Se encontraban ya en medio de la muchedumbre, y la carretera había desaparecido a excepción de un sendero apenas señalado que conducía a las abiertas puertas de la fortaleza. A través de estas puertas, Vinar pudo ver una apretujada multitud, y una especie de cola que parecía aguardar frente a unas puertas dobles que, presumiblemente, conducían al gran salón de Carn Caille y a presencia del rey. Índigo se había desviado a un lado para examinar un puesto que vendía pieles curtidas y objetos de cuero; la vendedora, una mujer gorda, intentaba interesarla en un cinturón repujado y unos zapatos de piel blanda. Vinar fue tras ella y le tocó el hombro.
—Índigo; hay mucha gente esperando para ver al rey. Será mejor que no nos retrasemos si queremos tener nuestra oportunidad.
Ella se volvió, sonriendo, pero no demasiado interesada, pensó él.
—No tardaré. Sólo quiero echar una mirada a esto.
Vinar sintió una cierta inquietud. Era como si ella no quisiera en realidad llevar a cabo esto.
Y eso había dicho: «No quiero».
—Índigo. —Volvió a tocarle el hombro—. Quédate aquí. Espera un minuto o dos, ¿de acuerdo? Iré a ver qué hay que hacer, y volveré a buscarte.
—De acuerdo, sí. —Se volvió inmediatamente hacia el puesto otra vez, y él no creyó que hubiera escuchado realmente sus palabras. Por un momento Vinar contempló su espalda dubitativo, antes de alejarse a grandes zancadas en dirección a las puertas de Carn Caille.
La entrada tenía centinelas, pero parecía como si los hombres armados estuvieran allí sólo para cubrir las apariencias, ya que la gente pasaba arriba y abajo sin que los detuvieran. Vinar aminoró el paso al acercarse, buscando a alguien que pudiera decirle qué debía hacer quien deseara acudir a la audiencia pública, y seguía allí mirando a su alrededor indeciso cuando una voz junto a su codo lo sobresaltó.
—¡Patapim-patapam! —Algo le golpeó con suavidad el brazo y, cuando giró sobre sí mismo, vio al bufón que danzaba a un paso de distancia. El payaso agitó su bastón cubierto de cintas y sonrió—. ¡Y un día feliz para ti, buen señor! —Luego abandonó su cómica expresión—. Pareces un alma en pena, si me permites que lo diga. ¿Puedo servirte de ayuda?

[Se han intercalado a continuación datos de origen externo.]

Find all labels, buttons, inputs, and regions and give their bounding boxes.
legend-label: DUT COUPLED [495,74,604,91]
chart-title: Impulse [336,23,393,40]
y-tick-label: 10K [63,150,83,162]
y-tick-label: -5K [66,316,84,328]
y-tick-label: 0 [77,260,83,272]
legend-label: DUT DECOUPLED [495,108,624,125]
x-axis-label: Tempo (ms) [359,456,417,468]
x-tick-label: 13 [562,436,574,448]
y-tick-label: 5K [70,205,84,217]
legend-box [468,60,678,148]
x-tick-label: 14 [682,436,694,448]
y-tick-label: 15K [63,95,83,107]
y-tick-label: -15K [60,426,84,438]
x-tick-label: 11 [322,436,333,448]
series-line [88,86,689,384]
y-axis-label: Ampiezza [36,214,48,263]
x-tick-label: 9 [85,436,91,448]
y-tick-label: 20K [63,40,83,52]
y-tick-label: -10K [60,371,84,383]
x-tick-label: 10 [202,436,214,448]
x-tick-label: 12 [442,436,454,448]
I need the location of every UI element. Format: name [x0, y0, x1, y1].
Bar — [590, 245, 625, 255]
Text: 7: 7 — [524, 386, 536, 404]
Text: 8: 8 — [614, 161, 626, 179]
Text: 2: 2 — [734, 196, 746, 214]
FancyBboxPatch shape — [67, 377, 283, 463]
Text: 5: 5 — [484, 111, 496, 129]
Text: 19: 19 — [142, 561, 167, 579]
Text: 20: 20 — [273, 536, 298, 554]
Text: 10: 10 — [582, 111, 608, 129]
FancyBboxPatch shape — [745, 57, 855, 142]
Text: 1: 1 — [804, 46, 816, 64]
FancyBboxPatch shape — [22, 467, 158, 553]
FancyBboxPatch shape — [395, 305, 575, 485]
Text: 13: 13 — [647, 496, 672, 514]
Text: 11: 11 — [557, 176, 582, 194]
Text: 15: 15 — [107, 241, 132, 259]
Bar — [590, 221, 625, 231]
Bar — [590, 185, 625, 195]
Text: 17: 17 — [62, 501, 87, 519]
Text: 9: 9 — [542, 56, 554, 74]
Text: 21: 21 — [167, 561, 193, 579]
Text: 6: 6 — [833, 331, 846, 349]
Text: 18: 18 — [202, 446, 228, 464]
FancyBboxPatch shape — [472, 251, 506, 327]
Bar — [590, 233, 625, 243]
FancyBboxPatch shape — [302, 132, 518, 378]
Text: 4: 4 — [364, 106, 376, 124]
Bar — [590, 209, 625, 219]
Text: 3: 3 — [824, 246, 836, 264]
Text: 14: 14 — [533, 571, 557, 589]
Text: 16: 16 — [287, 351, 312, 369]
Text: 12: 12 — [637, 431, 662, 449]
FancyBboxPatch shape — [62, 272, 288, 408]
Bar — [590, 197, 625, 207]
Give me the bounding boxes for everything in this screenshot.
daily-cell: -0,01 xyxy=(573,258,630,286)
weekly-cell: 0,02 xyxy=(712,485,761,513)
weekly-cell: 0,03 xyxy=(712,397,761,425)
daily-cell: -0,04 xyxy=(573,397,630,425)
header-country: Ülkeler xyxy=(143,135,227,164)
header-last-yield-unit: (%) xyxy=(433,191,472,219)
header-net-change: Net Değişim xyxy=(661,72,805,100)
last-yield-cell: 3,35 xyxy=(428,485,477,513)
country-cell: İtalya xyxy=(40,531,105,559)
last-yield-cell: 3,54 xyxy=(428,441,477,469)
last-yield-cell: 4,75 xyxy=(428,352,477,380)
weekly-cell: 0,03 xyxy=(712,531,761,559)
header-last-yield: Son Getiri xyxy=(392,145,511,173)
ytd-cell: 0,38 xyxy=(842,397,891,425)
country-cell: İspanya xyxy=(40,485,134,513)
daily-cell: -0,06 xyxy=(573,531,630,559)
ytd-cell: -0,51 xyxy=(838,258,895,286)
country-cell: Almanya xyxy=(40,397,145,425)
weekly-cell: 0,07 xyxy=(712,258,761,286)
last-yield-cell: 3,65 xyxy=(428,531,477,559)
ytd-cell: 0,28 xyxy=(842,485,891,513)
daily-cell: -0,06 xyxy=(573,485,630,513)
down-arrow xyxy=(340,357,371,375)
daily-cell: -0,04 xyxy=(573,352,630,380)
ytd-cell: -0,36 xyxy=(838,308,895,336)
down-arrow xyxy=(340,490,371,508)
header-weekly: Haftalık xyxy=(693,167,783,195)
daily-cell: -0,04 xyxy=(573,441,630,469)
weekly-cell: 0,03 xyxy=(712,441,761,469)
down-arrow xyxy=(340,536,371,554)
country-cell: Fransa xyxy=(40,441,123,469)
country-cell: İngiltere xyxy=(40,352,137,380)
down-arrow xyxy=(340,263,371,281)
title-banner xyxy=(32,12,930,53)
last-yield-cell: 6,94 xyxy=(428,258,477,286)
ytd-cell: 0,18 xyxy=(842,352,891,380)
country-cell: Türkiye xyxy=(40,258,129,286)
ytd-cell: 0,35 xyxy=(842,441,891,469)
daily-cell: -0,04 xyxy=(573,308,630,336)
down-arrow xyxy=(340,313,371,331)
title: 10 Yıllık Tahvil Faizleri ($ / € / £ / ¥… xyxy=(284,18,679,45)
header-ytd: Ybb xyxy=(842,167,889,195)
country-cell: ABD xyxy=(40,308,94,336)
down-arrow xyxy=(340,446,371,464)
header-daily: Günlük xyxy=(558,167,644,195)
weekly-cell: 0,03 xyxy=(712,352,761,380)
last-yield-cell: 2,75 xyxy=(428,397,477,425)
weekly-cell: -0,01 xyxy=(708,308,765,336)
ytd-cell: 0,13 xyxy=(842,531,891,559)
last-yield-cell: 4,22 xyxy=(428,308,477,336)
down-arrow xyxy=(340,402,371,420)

Vinar se sosegó y devolvió la sonrisa.
—Bueno... a lo mejor puedes, creo. Quiero ver al rey, pero no sé cómo hacerlo.
El bufón enarcó una pintarrajeada ceja.
—No eres el único que lo desea. —Una pausa—. Eres scorvio, ¿verdad?
—¿Tan evidente es? —Vinar lanzó una carcajada—. Creía que había conseguido pasar por isleño.
—¡No con ese acento, te lo aseguro! Pero, hablando en serio, no es sólo la voz. Poseo un talento para descubrir los orígenes de las personas. Es útil en mi auténtico trabajo, y aquí recibimos visitantes de todas partes del mundo.